Admittance to the ultra-exclusive study space has dwindled since the hiring of the remorseless Apt. 200 bouncer.
Apt. 200 bouncers are tough, chosen for their advanced ability to completely ignore those under the age of 25, and their absolute obliviousness to the integrity of a civilized queue.
University administrators say that the library needs to maintain a steady stream of “4.0s in order to remain atop the worldwide university rankings.”
After waiting for 35 minutes, Timothy knew he was in for “a rough night”. The staff made it clear that they would only accept students with a 3.7 GPA or higher. Timothy’s grade point average on program-specific courses had hovered around a respectable 3.55 for quite some time, but last semester’s ill-advised attempt at CSC108 sent his GPA plummeting to an E.J. Pratt-level 3.3.
Timothy’s friend Eric Dwyer was also prepping for a long night. Eric, a vastly underqualified double-major in Neurobiology and Finance, was completely oblivious to the reality of the situation. Timothy and his colleagues knew it, but no one said a word: Eric’s 2.8 was going to hold up the entire group for the evening.

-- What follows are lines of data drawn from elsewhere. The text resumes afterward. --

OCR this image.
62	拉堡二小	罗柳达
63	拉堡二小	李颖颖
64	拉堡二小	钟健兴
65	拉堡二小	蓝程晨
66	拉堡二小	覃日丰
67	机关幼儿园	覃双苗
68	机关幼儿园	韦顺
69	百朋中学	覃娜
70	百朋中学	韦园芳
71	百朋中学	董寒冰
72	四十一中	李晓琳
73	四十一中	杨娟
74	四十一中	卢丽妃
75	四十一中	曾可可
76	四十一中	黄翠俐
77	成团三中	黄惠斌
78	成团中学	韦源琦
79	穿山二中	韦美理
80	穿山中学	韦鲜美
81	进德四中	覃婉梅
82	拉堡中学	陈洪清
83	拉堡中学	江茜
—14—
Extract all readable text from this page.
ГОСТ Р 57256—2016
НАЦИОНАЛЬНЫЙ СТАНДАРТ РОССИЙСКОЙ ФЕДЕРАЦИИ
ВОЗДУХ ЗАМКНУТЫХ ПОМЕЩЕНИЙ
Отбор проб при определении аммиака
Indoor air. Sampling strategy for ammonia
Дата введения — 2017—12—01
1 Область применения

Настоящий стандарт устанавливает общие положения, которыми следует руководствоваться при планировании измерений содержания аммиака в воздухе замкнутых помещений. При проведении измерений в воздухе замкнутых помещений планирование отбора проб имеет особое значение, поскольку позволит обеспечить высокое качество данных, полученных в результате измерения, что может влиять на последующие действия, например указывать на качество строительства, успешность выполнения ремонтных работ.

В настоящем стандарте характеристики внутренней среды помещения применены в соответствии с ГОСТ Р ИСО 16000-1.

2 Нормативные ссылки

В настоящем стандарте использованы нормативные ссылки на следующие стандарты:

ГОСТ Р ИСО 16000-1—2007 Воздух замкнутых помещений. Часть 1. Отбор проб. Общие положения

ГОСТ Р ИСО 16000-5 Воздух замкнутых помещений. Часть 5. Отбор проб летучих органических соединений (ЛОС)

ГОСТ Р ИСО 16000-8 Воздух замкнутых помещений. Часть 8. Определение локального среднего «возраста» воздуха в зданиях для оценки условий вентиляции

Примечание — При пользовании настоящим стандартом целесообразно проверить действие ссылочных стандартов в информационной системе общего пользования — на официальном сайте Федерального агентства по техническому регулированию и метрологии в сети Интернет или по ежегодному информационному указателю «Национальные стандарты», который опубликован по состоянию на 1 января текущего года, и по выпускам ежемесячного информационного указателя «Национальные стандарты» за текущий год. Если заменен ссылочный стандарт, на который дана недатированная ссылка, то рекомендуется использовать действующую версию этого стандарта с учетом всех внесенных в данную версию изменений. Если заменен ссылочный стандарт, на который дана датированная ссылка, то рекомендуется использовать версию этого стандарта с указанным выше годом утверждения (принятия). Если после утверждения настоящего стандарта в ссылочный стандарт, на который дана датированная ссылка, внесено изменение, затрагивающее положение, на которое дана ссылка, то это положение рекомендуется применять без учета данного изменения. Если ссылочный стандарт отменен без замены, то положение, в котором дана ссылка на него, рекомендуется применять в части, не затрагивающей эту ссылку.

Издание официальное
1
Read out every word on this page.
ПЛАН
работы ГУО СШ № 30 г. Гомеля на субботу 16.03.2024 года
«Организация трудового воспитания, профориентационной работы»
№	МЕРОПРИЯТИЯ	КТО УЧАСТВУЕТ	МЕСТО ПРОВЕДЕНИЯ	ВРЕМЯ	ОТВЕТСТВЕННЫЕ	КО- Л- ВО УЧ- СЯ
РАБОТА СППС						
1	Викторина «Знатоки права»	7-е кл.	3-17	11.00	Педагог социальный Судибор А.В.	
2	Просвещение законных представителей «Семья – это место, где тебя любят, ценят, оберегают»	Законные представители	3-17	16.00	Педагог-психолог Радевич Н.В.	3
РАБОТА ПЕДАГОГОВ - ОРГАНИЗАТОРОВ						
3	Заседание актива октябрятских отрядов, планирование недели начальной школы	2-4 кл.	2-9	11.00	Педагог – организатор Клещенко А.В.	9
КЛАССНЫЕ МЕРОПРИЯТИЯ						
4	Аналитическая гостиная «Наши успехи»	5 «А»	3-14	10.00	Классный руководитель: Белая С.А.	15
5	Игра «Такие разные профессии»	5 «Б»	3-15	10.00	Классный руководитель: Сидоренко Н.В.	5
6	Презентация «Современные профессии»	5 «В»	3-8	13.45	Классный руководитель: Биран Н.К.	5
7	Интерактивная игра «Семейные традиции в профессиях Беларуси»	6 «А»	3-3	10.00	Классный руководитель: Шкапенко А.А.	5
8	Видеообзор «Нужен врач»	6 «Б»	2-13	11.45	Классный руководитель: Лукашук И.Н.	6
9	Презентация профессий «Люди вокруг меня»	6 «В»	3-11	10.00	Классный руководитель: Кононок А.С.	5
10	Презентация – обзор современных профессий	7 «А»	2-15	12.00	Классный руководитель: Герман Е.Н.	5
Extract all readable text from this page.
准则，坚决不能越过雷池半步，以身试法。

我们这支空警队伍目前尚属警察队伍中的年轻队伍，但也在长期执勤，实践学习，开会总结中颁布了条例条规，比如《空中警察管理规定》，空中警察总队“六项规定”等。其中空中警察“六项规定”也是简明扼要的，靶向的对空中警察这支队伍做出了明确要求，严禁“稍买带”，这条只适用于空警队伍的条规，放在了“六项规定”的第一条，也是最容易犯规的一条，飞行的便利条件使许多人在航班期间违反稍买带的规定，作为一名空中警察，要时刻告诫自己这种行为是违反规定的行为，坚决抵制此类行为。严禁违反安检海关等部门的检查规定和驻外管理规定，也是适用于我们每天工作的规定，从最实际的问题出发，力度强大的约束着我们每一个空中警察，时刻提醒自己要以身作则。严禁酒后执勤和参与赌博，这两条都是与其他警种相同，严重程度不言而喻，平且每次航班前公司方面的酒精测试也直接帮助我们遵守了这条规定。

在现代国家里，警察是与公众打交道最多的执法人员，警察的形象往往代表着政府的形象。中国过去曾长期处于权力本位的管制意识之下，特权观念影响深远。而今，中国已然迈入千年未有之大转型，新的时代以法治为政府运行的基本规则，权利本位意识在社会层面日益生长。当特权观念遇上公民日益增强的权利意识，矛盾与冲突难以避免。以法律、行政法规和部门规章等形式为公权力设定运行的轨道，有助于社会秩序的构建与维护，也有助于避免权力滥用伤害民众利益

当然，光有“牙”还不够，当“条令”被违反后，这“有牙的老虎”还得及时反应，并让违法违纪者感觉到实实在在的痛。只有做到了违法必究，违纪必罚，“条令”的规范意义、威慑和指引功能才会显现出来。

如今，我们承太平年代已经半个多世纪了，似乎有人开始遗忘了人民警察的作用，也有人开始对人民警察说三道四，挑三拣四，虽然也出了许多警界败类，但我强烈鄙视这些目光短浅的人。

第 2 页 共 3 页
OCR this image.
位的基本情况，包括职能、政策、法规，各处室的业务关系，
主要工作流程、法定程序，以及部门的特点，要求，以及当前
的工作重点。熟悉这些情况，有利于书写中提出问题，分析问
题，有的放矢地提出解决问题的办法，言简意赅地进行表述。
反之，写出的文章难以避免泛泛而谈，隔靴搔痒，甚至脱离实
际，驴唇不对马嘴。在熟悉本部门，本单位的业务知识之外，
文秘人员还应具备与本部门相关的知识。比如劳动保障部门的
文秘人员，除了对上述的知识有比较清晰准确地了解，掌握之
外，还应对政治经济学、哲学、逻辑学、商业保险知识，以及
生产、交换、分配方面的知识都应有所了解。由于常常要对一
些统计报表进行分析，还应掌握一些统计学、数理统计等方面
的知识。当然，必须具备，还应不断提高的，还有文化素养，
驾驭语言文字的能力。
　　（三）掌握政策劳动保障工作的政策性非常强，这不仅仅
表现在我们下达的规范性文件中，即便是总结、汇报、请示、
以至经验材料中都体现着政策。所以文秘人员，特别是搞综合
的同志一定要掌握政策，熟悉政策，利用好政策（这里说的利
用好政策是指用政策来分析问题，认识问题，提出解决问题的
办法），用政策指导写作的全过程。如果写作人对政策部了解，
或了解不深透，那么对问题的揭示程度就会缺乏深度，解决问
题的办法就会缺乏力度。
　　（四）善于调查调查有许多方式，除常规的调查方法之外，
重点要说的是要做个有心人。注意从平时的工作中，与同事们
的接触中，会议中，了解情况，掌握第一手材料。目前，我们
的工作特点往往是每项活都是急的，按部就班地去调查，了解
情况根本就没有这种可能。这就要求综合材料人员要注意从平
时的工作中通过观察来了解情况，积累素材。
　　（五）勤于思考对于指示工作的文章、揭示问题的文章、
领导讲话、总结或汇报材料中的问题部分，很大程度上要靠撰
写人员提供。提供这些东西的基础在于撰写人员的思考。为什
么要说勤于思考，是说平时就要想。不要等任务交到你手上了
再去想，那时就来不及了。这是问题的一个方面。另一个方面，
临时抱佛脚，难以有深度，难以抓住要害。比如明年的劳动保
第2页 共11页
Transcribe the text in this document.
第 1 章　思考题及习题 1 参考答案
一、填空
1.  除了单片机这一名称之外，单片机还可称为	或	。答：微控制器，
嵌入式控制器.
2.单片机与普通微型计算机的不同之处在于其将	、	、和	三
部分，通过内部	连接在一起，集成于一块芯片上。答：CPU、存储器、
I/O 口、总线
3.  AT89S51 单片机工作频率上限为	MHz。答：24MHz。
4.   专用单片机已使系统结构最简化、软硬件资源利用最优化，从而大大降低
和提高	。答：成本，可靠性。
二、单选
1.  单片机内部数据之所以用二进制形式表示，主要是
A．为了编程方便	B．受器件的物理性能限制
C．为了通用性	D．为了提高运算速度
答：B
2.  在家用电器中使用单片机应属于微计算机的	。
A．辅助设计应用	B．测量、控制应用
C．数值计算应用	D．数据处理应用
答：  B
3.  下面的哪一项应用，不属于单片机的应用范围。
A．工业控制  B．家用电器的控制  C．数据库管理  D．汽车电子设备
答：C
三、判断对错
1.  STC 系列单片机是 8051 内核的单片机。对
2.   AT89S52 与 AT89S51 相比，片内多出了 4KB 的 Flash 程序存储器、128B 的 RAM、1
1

At around the 90-minute mark, Tim observed a pack of 3.9s and one 4.0 strut past the line and into the elevator. They were happily escorted to the 11th floor with a reserved table awaiting them.
Just as Timothy and his group of friends were coming up on their second hour in line--in the heart of exam season no less--the bouncer declared that he will be admitting no more people as his ratio is, “completely and utterly mucked”. Although the bouncer did suggest an alternate solution in that they “check out Gerstein! I think they have something going on tonight”.